Three Core Pain Points: Latency Spikes, Resource Contention, and Cost Opacity
Pain Point 1: Inference Latency Spikes During Payment Peaks
- Peak-hour reality: Risk scoring P95 latency 380–450 ms; during lunch and salary-day spikes it often exceeded 500 ms, breaching internal SLOs.
- Root cause: GPU resources were shared blindly—batch jobs and real-time inference competed for the same headroom. Whoever submitted first won; production inference had no guaranteed priority.
- Business impact: Customer-facing approval flows slowed; fraud detection lag increased, raising operational risk.
Pain Point 2: Batch Jobs Locking GPUs, Starving Real-Time Pipelines
- Training vs inference conflict: Fraud model retraining ran on the same fleet as inference. Retraining cycles ~14 days; during those windows, inference often waited in queue.
- No isolation by workload class: "Shared GPU pool" meant accidental priority—training and inference fought over the same headroom with no policy.
- Quantified impact: GPU utilization 28–35% (underused overall), yet inference still saw queue delays because capacity was not reserved or tiered.
Pain Point 3: Cost Opacity—Business Lines Couldn't See GPU Consumption
- No chargeback by product: Finance couldn't attribute GPU spend to fraud, scoring, or stress-testing. Budget planning was guesswork.
- Auditability gap: Regulators and internal audit expected clear allocation of compute by use case; existing setup couldn't provide it.
Baseline metrics (before TensorFusion):
| Metric | Baseline |
|---|---|
| Risk scoring P95 latency | 380–450 ms |
| GPU utilization | 28–35% |
| Fraud model retraining cycle | 14 days |
| GPU cost / month | 100% (baseline) |
How TensorFusion Solves These Pain Points
TensorFusion delivers policy-driven GPU pooling and priority isolation so real-time inference and batch training coexist without contention, while chargeback tagging gives FinOps and audit the visibility they need.

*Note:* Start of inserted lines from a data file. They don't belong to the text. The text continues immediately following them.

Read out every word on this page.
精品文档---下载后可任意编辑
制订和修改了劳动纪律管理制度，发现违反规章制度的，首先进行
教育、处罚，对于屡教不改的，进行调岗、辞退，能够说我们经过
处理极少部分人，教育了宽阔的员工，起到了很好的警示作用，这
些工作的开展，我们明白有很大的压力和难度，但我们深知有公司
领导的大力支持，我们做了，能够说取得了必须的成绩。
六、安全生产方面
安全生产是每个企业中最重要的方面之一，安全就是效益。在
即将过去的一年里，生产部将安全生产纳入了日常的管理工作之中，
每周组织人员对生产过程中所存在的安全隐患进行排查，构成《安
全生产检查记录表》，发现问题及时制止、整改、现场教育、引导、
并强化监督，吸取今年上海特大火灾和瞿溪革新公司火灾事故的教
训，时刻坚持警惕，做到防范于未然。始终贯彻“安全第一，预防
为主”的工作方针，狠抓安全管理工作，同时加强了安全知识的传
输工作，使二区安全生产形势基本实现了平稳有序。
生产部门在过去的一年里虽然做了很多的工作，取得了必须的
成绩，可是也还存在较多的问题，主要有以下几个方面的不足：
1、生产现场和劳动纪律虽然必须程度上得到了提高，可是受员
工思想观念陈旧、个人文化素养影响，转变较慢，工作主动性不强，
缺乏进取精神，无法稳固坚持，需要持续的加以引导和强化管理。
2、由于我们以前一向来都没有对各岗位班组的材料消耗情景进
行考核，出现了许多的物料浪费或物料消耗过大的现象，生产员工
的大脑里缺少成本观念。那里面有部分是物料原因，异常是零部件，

Why Pain 1 (Latency Spikes) Is Solved
- Real-time inference tier reserved with micro-slices and priority lanes—fraud and risk scoring get guaranteed headroom, independent of batch activity.

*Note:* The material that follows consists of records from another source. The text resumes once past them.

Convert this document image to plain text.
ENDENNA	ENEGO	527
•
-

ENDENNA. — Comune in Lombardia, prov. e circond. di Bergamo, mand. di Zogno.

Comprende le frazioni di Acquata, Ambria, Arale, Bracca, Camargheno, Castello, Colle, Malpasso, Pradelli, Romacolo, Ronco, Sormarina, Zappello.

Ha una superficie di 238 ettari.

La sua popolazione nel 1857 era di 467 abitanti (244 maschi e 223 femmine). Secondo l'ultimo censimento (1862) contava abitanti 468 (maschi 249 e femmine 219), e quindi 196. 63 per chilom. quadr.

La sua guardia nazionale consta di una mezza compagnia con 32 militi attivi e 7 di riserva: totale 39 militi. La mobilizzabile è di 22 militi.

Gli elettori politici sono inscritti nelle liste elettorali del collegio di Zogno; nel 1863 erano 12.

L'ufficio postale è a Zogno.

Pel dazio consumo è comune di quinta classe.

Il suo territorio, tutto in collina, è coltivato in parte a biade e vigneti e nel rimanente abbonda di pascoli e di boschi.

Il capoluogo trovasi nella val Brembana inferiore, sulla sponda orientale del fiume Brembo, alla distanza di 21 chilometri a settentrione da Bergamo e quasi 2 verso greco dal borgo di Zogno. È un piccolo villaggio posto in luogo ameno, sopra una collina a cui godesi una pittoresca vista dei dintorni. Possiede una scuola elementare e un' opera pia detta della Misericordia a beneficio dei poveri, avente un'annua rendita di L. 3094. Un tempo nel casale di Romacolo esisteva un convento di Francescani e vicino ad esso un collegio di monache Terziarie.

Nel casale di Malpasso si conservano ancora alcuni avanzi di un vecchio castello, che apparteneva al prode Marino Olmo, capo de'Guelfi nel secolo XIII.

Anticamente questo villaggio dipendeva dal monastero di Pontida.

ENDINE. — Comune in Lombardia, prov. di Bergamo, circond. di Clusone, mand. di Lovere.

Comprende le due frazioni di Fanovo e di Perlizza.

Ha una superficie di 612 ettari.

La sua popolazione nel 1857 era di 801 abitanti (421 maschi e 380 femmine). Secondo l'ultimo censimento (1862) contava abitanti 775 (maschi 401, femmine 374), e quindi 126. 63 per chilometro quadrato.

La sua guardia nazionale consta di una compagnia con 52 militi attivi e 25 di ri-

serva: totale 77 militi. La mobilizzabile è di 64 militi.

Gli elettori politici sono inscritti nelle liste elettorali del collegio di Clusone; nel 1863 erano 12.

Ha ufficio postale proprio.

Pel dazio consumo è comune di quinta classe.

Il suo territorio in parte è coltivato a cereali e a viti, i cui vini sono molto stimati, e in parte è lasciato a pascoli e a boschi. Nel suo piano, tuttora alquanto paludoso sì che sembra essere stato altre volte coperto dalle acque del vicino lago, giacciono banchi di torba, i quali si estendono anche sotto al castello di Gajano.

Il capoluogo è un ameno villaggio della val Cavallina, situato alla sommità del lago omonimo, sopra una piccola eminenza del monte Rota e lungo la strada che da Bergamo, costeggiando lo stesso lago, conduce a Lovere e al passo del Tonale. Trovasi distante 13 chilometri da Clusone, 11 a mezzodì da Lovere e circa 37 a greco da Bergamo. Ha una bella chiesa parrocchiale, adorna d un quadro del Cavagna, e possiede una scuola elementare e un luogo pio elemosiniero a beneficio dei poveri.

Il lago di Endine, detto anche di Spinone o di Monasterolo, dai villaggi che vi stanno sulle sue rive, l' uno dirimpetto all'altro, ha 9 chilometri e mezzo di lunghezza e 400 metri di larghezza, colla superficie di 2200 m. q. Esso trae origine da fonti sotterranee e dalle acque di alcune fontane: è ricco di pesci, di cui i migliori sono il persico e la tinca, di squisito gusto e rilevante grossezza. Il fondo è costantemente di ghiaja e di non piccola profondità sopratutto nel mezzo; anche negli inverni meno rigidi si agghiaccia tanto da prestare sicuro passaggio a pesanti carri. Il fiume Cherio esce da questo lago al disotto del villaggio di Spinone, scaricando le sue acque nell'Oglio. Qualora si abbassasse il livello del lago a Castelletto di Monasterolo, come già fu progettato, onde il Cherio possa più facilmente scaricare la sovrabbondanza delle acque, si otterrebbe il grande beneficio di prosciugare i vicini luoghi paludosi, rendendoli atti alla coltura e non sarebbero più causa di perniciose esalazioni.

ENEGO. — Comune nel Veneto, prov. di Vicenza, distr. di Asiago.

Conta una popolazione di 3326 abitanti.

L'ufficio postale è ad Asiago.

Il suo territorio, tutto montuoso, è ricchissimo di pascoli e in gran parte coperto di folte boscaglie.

- SLA-driven scheduling ensures fraud inference never waits on batch jobs; production inference is always first in line.
- Model hot-swap and memory tiering keep critical models warm so cold starts don't add latency during peaks.
Why Pain 2 (Resource Contention) Is Solved
- Tiered pools: Inference pool (small, stable, warm) and batch training pool (elastic, scales up for retraining windows, scales down after). Training no longer blocks inference.
- Dynamic GPU slicing lets risk scoring and AML detection share capacity in a controlled way—slicing by workload, not by "who submitted first."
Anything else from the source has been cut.